De temps en temps, on tirait un coup de feu.
*****
Une heure plus tard un mouvement se dessina au pied de la montagne. On les vit venir. Ils étaient là, tous en vie. Une trentaine de petits séminaristes vêtus de noir, avec, à leur tête, le jeune et blond Emmanuel, leur ange gardien qui les avait sauvés.
Tout d'abord c'était à son initiative qu'ils devaient de s'être levés ce jour-là bien avant l'aurore. Il avait obtenu la permission du supérieur, la veille au soir, de leur faire admirer le lever du soleil du haut du Cap Tourmente.
Dans la nuit encore profonde, après avoir bien rangé leur dortoir, et s'être assis sur le seuil pour chausser leurs souliers, ils étaient partis en bande vers la grosse masse sombre du cap, leur voisin, leur génie tutélaire, qui se devinait en plus obscur sur un ciel opaque. La lune était couchée.
Neals Abbal, qui était l'un des grands, surveillait l'arrière-garde. Tandis que la nuit devenait grise, ils avaient grimpé parmi les roches. Là-haut, assis au bord de la falaise, serrés les uns contre les autres, ils avaient vu l'astre du jour se lever, se mirant dans le fleuve-mer dont la vaste étendue se confondait avec le ciel.
Vers le nord, au-delà du cap, le Saint-Laurent s'ouvrait déjà sur sept à huit lieues de large.
C'est dans cette immensité rose bleutée qu'Emmanuel avait vu soudain surgir, comme un nuage d'insectes malfaisants, les canots de la flotte iroquoise.
C'était tout d'abord comme un cauchemar. Il se frotta les yeux. Des centaines de canots indiens... Ils arrivaient par le nord... Puis il les vit s'abattre contre le rivage étroit au pied de la montagne. La moitié débarqua et se dirigea vers Beaupré. L'autre resta là à garder les canots. Ils avaient des armes. Et il reconnut leurs chevelures : c'étaient des Iroquois.
Alors Emmanuel saisit les deux plus jeunes enfants par la main et s'élança :
– Suivez-moi ! Vite ! Vite ! Et sans bruit. Neals, ferme la marche !
Il grimpe le plus qu'il peut. Il s'éloigne vers l'arrière des sommets, s'enfonce dans les bois, puis redescend et suit le bord de la falaise.
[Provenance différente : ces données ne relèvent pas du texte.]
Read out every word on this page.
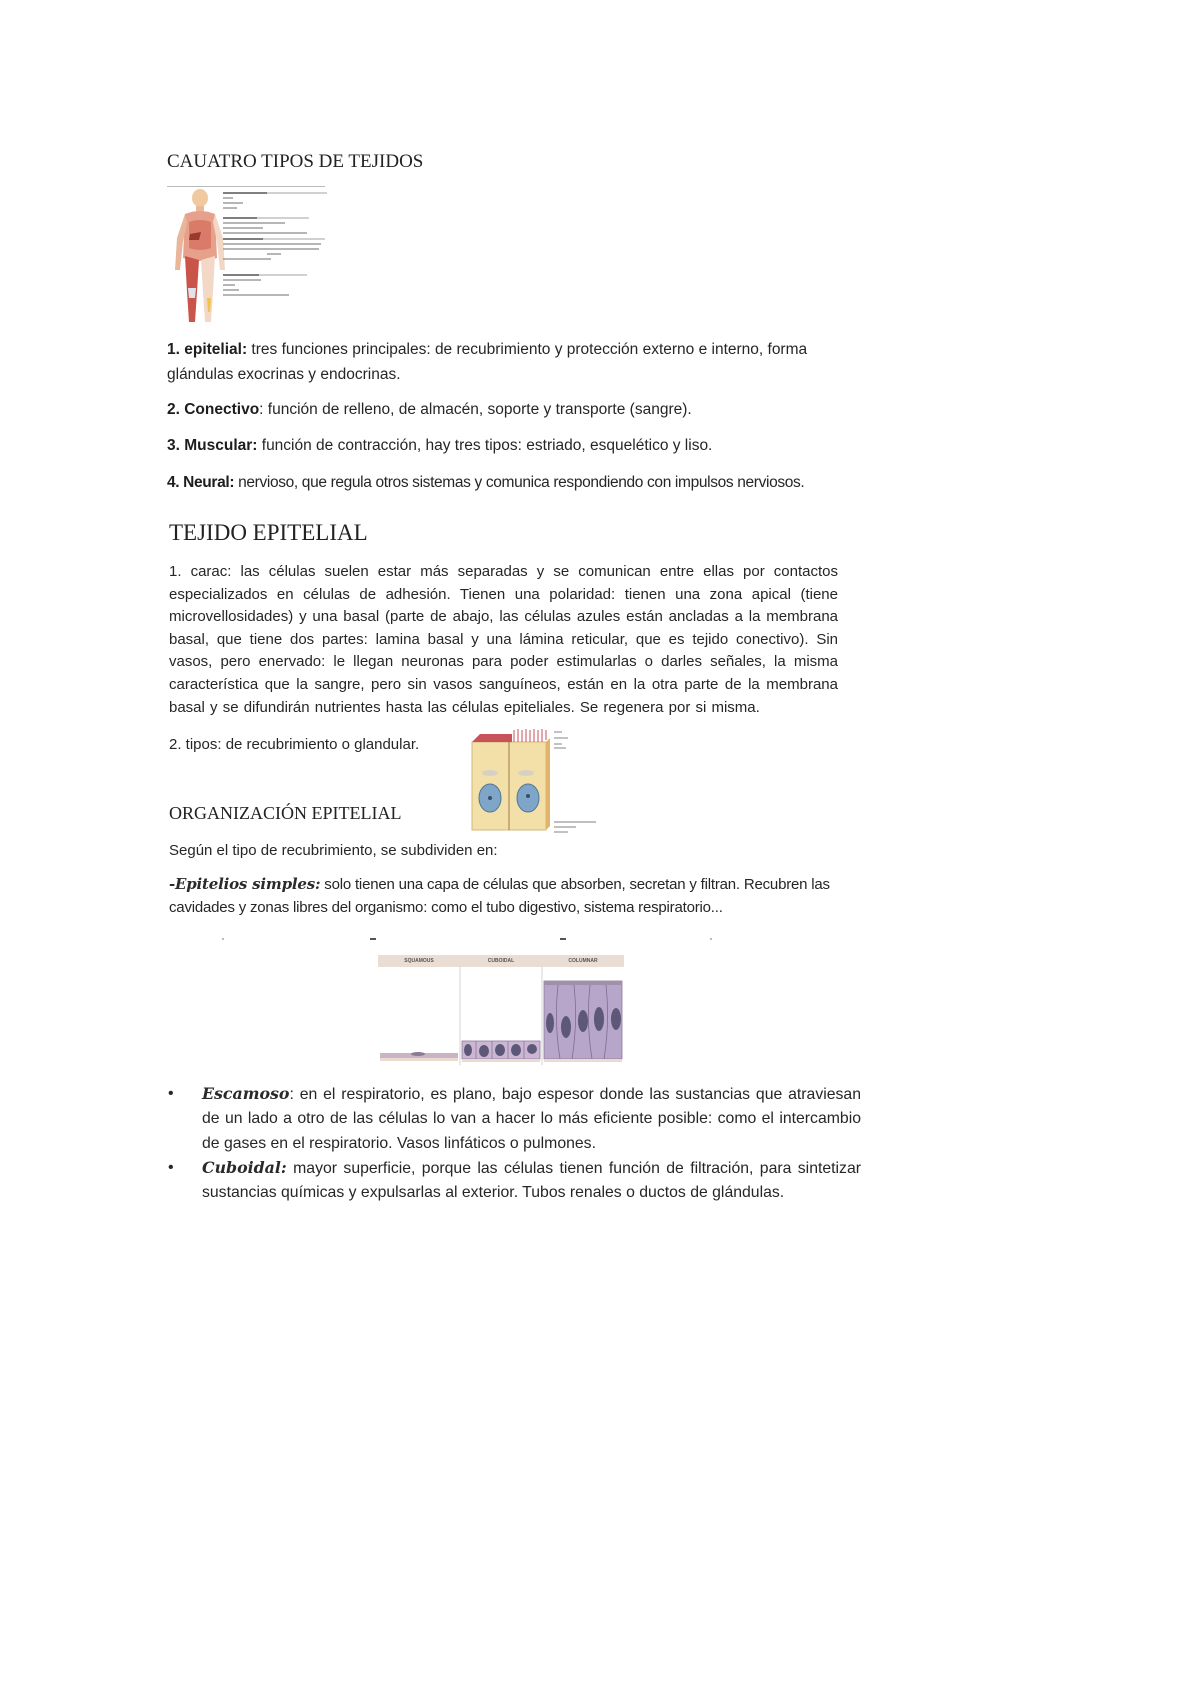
CAUATRO TIPOS DE TEJIDOS
1. epitelial: tres funciones principales: de recubrimiento y protección externo e interno, forma glándulas exocrinas y endocrinas.
2. Conectivo: función de relleno, de almacén, soporte y transporte (sangre).
3. Muscular: función de contracción, hay tres tipos: estriado, esquelético y liso.
4. Neural: nervioso, que regula otros sistemas y comunica respondiendo con impulsos nerviosos.
TEJIDO EPITELIAL
1. carac: las células suelen estar más separadas y se comunican entre ellas por contactos especializados en células de adhesión. Tienen una polaridad: tienen una zona apical (tiene microvellosidades) y una basal (parte de abajo, las células azules están ancladas a la membrana basal, que tiene dos partes: lamina basal y una lámina reticular, que es tejido conectivo). Sin vasos, pero enervado: le llegan neuronas para poder estimularlas o darles señales, la misma característica que la sangre, pero sin vasos sanguíneos, están en la otra parte de la membrana basal y se difundirán nutrientes hasta las células epiteliales. Se regenera por si misma.
2. tipos: de recubrimiento o glandular.
ORGANIZACIÓN EPITELIAL
Según el tipo de recubrimiento, se subdividen en:
-Epitelios simples: solo tienen una capa de células que absorben, secretan y filtran. Recubren las cavidades y zonas libres del organismo: como el tubo digestivo, sistema respiratorio...
SQUAMOUS	CUBOIDAL	COLUMNAR
• Escamoso: en el respiratorio, es plano, bajo espesor donde las sustancias que atraviesan de un lado a otro de las células lo van a hacer lo más eficiente posible: como el intercambio de gases en el respiratorio. Vasos linfáticos o pulmones.
• Cuboidal: mayor superficie, porque las células tienen función de filtración, para sintetizar sustancias químicas y expulsarlas al exterior. Tubos renales o ductos de glándulas.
Il connaît par là les vestiges d'un ancien poste de guet que les broussailles ont recouvert, dissimulant la tranchée aux regards. Il y fait se glisser les enfants. Ils y sont tous allongés, couchés dans la fosse, hors de vue.
Parfois, Emmanuel risque un œil au-dessus du rempart de terre et de mousse qui referme la cachette. Il aperçoit au loin la plaine où églises et maisons brûlent marquant la progression des Iroquois vers Québec.